All tools are served from one MCP server, but are exposed on different SSE paths and have different server_labels:

/clari/sse (server_label: clari)

/salesforce/sse (server_label: salesforce)

/hubspot/sse (server_label: hubspot)

Request setup

  • If I provide only one SSE path and its tools in the request, the tools for that server_label are listed and streamed correctly — all expected events (in_progress, completed, and done) are emitted.
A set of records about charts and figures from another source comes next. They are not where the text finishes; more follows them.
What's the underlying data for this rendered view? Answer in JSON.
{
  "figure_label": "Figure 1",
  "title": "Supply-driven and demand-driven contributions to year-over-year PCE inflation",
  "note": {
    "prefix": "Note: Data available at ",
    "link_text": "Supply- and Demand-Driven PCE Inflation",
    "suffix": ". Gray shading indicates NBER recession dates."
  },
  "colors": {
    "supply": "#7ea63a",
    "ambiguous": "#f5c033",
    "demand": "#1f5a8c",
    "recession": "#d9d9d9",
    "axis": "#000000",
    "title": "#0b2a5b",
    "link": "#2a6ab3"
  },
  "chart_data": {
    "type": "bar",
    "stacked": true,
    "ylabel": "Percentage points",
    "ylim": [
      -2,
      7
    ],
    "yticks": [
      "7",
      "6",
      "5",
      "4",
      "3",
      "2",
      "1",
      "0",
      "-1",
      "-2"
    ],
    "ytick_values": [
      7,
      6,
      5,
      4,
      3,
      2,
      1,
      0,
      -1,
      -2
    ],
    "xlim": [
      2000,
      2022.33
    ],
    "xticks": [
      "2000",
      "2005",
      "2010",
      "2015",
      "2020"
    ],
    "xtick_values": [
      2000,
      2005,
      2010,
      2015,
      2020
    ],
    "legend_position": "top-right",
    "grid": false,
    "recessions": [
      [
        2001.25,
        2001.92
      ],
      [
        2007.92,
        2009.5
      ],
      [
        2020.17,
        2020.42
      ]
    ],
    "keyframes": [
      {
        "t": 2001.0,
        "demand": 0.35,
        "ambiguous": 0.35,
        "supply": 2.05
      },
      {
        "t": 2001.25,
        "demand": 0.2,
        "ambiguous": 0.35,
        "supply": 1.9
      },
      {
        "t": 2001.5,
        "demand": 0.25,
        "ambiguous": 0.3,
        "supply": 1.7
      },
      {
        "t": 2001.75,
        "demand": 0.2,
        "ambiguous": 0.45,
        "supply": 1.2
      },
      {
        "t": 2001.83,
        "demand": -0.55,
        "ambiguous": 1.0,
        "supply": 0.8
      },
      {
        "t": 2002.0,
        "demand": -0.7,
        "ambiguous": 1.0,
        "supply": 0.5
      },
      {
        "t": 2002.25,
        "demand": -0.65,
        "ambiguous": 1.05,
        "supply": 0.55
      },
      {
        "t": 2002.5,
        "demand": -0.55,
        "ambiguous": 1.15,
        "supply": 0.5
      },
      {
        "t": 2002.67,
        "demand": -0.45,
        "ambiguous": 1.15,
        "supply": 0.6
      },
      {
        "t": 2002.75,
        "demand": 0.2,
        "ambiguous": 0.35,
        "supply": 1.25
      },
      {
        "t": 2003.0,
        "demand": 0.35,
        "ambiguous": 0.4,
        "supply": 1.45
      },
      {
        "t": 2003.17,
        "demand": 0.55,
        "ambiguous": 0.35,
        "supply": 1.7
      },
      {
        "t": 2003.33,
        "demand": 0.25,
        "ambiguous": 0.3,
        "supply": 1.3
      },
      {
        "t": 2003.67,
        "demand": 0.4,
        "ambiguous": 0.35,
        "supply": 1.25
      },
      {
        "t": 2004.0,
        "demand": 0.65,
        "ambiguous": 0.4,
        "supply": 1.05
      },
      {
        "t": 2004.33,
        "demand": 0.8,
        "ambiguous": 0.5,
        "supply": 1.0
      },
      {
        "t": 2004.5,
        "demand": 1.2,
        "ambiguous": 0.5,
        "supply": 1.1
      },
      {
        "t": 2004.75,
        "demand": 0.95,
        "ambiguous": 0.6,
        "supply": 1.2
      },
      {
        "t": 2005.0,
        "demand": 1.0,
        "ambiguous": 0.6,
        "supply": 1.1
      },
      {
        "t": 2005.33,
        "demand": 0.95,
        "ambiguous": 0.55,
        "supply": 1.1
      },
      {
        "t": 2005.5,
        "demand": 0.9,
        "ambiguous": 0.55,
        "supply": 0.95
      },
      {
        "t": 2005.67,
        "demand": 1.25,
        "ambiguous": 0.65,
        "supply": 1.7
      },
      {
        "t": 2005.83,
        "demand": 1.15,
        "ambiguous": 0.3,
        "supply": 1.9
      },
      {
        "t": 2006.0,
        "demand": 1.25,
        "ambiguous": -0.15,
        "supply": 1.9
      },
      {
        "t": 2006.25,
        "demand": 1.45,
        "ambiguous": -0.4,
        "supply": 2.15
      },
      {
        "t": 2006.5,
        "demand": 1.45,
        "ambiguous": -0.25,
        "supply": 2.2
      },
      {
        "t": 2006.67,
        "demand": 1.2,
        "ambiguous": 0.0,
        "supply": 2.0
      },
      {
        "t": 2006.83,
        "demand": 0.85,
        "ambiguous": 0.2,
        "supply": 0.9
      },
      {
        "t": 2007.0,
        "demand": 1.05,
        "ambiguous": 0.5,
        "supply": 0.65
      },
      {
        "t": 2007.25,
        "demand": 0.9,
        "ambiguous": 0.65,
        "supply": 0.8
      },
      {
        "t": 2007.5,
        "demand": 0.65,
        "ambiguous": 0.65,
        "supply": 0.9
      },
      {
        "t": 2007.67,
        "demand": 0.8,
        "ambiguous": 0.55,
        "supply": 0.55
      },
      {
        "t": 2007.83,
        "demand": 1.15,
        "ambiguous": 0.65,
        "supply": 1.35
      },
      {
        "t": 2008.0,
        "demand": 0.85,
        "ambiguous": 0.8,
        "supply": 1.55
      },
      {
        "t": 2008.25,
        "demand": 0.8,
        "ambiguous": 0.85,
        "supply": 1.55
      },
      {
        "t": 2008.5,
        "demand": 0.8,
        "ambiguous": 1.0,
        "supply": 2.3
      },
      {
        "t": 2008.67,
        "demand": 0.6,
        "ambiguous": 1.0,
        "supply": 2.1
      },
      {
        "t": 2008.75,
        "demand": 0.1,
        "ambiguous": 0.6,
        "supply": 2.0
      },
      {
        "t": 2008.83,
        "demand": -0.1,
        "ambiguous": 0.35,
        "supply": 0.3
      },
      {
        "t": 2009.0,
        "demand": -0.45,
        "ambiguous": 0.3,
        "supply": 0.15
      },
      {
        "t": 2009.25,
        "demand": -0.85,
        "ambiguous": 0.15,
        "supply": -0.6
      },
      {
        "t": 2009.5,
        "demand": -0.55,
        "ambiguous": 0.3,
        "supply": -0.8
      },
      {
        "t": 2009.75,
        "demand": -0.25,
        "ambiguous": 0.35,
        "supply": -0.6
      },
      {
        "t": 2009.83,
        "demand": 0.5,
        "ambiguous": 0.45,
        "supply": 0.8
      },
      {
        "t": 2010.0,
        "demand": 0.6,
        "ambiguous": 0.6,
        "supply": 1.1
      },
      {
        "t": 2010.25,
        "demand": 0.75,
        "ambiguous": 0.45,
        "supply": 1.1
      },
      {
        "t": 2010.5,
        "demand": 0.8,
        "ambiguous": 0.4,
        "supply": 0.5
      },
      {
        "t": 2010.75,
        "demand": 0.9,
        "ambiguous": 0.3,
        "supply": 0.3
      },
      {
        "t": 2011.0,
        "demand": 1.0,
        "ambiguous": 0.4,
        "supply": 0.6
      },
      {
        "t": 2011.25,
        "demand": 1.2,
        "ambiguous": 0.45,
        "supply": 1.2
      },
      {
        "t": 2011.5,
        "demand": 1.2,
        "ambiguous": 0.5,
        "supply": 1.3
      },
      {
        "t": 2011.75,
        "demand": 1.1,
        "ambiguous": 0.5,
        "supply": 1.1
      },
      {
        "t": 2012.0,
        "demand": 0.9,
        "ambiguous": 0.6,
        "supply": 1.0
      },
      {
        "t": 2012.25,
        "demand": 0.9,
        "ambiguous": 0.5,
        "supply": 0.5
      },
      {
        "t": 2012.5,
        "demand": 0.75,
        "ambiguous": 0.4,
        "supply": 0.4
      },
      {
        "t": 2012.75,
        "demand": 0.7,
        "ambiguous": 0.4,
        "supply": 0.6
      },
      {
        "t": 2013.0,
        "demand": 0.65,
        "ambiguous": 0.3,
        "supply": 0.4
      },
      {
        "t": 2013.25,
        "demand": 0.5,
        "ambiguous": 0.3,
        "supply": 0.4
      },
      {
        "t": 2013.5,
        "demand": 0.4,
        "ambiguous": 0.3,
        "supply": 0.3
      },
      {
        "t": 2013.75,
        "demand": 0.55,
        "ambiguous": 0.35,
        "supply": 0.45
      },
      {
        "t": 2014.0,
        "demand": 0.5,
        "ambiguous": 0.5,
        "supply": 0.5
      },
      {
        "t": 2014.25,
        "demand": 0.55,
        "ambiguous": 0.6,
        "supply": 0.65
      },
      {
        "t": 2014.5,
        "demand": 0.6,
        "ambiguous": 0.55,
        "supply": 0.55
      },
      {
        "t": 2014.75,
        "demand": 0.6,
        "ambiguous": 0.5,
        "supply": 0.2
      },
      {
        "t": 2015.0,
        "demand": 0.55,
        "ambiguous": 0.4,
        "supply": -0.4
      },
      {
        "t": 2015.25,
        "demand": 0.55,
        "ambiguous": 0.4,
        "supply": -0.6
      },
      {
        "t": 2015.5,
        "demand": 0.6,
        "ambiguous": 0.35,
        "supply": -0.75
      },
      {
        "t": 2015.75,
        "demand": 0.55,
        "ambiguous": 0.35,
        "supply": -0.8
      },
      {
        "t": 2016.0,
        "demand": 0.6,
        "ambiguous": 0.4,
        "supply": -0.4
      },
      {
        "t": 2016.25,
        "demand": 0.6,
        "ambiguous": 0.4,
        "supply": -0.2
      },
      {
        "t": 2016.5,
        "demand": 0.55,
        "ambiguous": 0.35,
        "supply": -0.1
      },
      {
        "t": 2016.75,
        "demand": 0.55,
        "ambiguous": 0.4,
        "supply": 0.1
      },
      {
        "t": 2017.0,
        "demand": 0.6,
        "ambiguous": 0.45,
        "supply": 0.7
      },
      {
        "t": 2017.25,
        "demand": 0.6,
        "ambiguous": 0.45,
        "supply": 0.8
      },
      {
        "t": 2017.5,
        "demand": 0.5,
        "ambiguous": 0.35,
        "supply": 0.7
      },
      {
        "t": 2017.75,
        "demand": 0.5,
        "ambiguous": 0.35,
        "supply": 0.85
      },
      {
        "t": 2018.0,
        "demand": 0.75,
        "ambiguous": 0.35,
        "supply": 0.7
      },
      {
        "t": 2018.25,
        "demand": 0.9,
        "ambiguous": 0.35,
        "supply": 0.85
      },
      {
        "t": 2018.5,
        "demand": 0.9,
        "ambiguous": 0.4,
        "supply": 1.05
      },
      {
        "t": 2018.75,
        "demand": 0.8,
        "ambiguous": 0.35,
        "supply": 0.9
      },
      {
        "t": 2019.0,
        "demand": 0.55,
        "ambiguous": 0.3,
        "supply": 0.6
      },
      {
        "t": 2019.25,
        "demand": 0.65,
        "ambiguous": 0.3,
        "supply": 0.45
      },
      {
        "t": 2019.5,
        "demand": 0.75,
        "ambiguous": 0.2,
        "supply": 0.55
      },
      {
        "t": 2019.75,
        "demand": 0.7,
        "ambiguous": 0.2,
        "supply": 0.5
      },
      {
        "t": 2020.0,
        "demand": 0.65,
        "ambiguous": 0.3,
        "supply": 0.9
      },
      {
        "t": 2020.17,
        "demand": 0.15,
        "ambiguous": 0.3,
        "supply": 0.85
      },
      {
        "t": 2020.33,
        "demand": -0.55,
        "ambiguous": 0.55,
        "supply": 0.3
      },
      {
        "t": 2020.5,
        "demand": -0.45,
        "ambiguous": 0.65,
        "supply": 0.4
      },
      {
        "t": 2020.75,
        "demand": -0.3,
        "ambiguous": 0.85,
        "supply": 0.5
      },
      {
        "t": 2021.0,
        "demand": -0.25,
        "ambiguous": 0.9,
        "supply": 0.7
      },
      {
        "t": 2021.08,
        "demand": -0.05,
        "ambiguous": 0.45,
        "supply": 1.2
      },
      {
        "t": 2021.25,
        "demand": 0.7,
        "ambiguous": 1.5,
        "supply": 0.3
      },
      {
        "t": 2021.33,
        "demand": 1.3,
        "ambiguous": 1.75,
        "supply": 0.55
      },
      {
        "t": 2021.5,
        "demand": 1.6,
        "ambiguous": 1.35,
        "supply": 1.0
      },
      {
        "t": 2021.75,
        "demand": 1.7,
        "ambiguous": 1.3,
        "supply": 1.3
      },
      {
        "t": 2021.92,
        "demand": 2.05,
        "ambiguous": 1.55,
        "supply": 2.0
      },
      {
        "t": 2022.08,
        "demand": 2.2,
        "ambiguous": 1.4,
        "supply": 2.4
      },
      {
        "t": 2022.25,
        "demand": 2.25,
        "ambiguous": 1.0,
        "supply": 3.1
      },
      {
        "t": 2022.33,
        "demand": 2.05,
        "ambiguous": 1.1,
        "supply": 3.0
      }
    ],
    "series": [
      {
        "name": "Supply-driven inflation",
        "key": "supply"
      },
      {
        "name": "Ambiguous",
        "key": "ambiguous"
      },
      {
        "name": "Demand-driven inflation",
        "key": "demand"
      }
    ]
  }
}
  • If I provide multiple SSE paths and its tools in the same request, and the model uses MCP tools from more than one server_label, then the problem occurs: only one response.output_item.done is emitted.

Expected behavior
If the model uses tools from more than one server_label in a single request, the streaming output should include for each label:

  • response.mcp_list_tools.in_progress

  • response.mcp_list_tools.completed

  • response.output_item.done

Actual behavior
I do get in_progress and completed events for all server_labels,
but I only receive one response.output_item.done event — usually for one of the labels.

# Hubspot tools

{"type": "response.mcp_list_tools.in_progress", "server_label": "hubspot"}

{"type": "response.mcp_list_tools.completed", "server_label": "hubspot"}

# Salesforce tools

{"type": "response.mcp_list_tools.in_progress", "server_label": "salesforce"} {"type": "response.mcp_list_tools.completed", "server_label": "salesforce"}

# Only one 'done' emitted (Salesforce)

{"type": "response.output_item.done", "server_label": "salesforce"}

Questions:

  1. Is this the intended behavior of the Responses API when multiple MCP server_labels are used in a single request?

  2. If not, could this be a bug in how response.output_item.done is emitted?